Procès «avion présidentiel et équipements militaires» : Le parquet requiert des peines exemplaires contre les accusés à l'exception de Mahamadou Camara

Le procès dans l'affaire dite « achat de l'avion présidentiel et des équipements militaires», devant la Cour d'assises spéciale de Bamako, est de plus en plus proche de son épilogue. L'audience du jeudi 03 juillet a été marquée par le réquisitoire du ministère public. Un instant crucial de la procédure, empreint d'émotion pour Mme Bouaré Fily Sissoko et ses co-accusés.

Publié vendredi 04 juillet 2025 à 07:56
Procès «avion présidentiel et équipements militaires» : Le parquet requiert des peines exemplaires contre les accusés à l'exception de Mahamadou Camara

 Le substitut général Kokè Coulibaly

 


Dans son réquisitoire, le représentant du ministère public, le substitut général Kokè Coulibaly, a invité la Cour à sévir avec la dernière rigueur contre les faits de corruption, de délinquance économique et financière d'atteinte aux biens publics commis par les accusés dans l'exécution des deux contrats relatifs à l'achat de l'avion présidentiel et des équipements militaires entre la société Guo-Star et l'état malien, à travers le ministère en charge de la Défense sous feu Soumeylou Boubèye Maïga.

Au terme d'un réquisitoire de plus de quatre heures, le substitut général Kokè Coulibaly a requis le maintien de Mme Bouaré Fily Sissoko, du Général de brigade Moustapha Drabo et du Colonel-major Nouhoum Dabitao dans les liens de l'accusation. Il demande de retenir les infractions de «corruption, faux, usage de faux, atteinte aux biens publics» pour lesquelles, ils sont poursuivis devant la Cour d'assises spéciales sur les crimes économiques et financiers. En outre, le parquet demande à la Cour d'étendre ces faits aux infractions « d'escroquerie » et « d'association de malfaiteurs » contre les deniers publics.

Dans ses développements, le procureur Coulibaly a qualifié les deux contrats controversés «d'escroquerie du siècle». Car pour lui, «en lieu et place de la promesse de lutte contre la corruption, l'ex-Président de la République, Ibrahim Boubacar Keïta, qui avait officiellement dédié l'année 2014 à ce combat, en complicité avec certains membres de son régime, ont procédé à un pillage organisé des finances publiques.  Cela, à un moment où le Mali traversait une crise sécuritaire et économique aiguë».

Selon l'accusation, contre la confiance du peuple, on a fait sortir de l’argent public au nom de l'armée pour s'enrichir.   «Même s'il faut aller devant Dieu, le parquet général ira chercher les 29 milliards de Fcfa détournés pour servir des intérêts privés», a lancé le procureur Kokè Coulibaly. D’après lui, ce procès doit servir de catalyseur à la dynamique enclenchée par la justice malienne dans le renouveau de la gouvernance publique. C'est pourquoi, « nous demandons à la Cour de sévir avec la dernière rigueur pour servir d'exemple à tous les délinquants financiers», a ajouté Kokè Coulibaly.
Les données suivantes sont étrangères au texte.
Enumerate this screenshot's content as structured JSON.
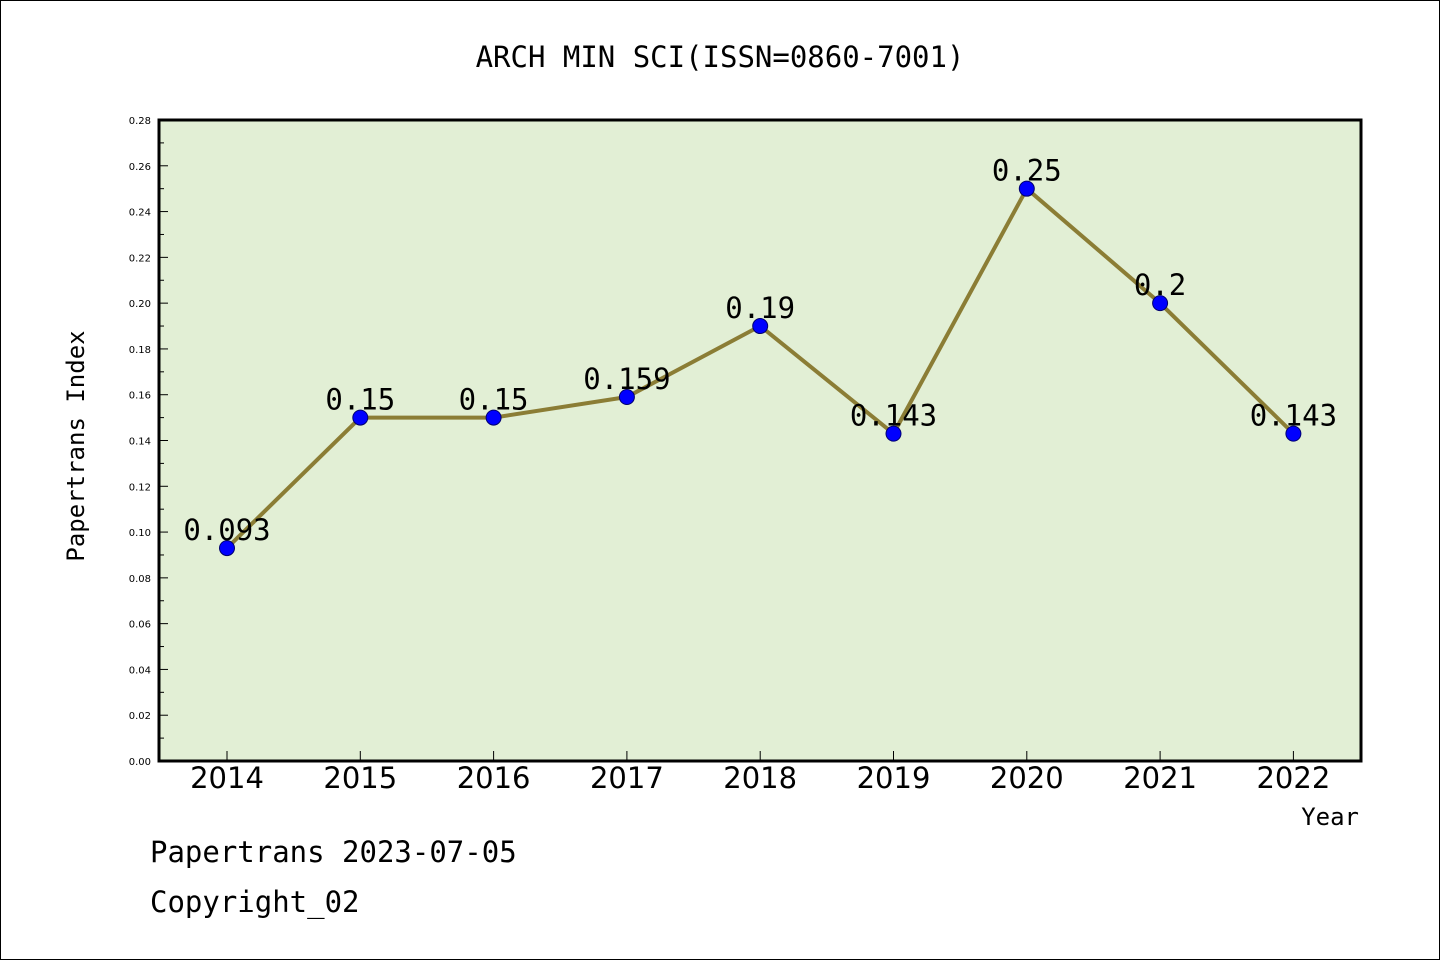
{
  "chart_data": {
    "type": "line",
    "title": "ARCH MIN SCI(ISSN=0860-7001)",
    "xlabel": "Year",
    "ylabel": "Papertrans Index",
    "categories": [
      "2014",
      "2015",
      "2016",
      "2017",
      "2018",
      "2019",
      "2020",
      "2021",
      "2022"
    ],
    "values": [
      0.093,
      0.15,
      0.15,
      0.159,
      0.19,
      0.143,
      0.25,
      0.2,
      0.143
    ],
    "data_labels": [
      "0.093",
      "0.15",
      "0.15",
      "0.159",
      "0.19",
      "0.143",
      "0.25",
      "0.2",
      "0.143"
    ],
    "ylim": [
      0,
      0.28
    ],
    "yticks": [
      "0.00",
      "0.02",
      "0.04",
      "0.06",
      "0.08",
      "0.10",
      "0.12",
      "0.14",
      "0.16",
      "0.18",
      "0.20",
      "0.22",
      "0.24",
      "0.26",
      "0.28"
    ],
    "grid": false,
    "legend": "none",
    "colors": {
      "plot_background": "#e2efd5",
      "line": "#8b7d35",
      "marker": "#0000ff"
    }
  },
  "footer": {
    "line1": "Papertrans 2023-07-05",
    "line2": "Copyright_02"
  }
}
Toutefois, le parquet a requis l'arrêt des poursuites contre Mahamadou Camara dont il estime la responsabilité minime dans le dossier et surtout que « l'élément intentionnel» de contribuer au détournement de deniers publics n'a pas été établi. « Telle est notre profonde conviction sur les implications de Mahamadou Camara. Toutefois, si la conclusion retient sa responsabilité dans cette affaire que les circonstances atténuantes lui soient accordées», a déclaré Kokè Coulibaly.

Plus tôt dans la présentation de ses intentions, le représentant du Contentieux de l’État (partie civile) est allé dans le même sens que le parquet. Dans son avis, Issa Maïga demande que Mme Bouaré Fily Sissoko soit condamnée au remboursement des 10 milliards de Fcfa décaissés au profit de Guo-Star pour des frais d'approches relatifs à l'achat d'armes létales. Cette somme a été payée dans le cadre d'une convention de financement supplémentaire annexée au protocole d'entente sur le contrat des équipements militaires. Alors qu'en réalité, il n'y a jamais eu de livraison d'armes dans les 20 procès-verbaux de réception partielle des matériels, selon lui.

Sur le contrat d'acquisition de l'avion présidentiel, le Contentieux de l’état réclame à l'ancienne ministre de l'économie et des Finances, le remboursement des écarts de plus 2 milliards Fcfa équivalant à la différence entre le prix de l'avion selon le contrat d'achat et la somme définitive de 21.5 milliards de Fcfa décaissés au niveau du Trésor public. La plaidoirie des avocats de la défense est prévue le lundi prochain.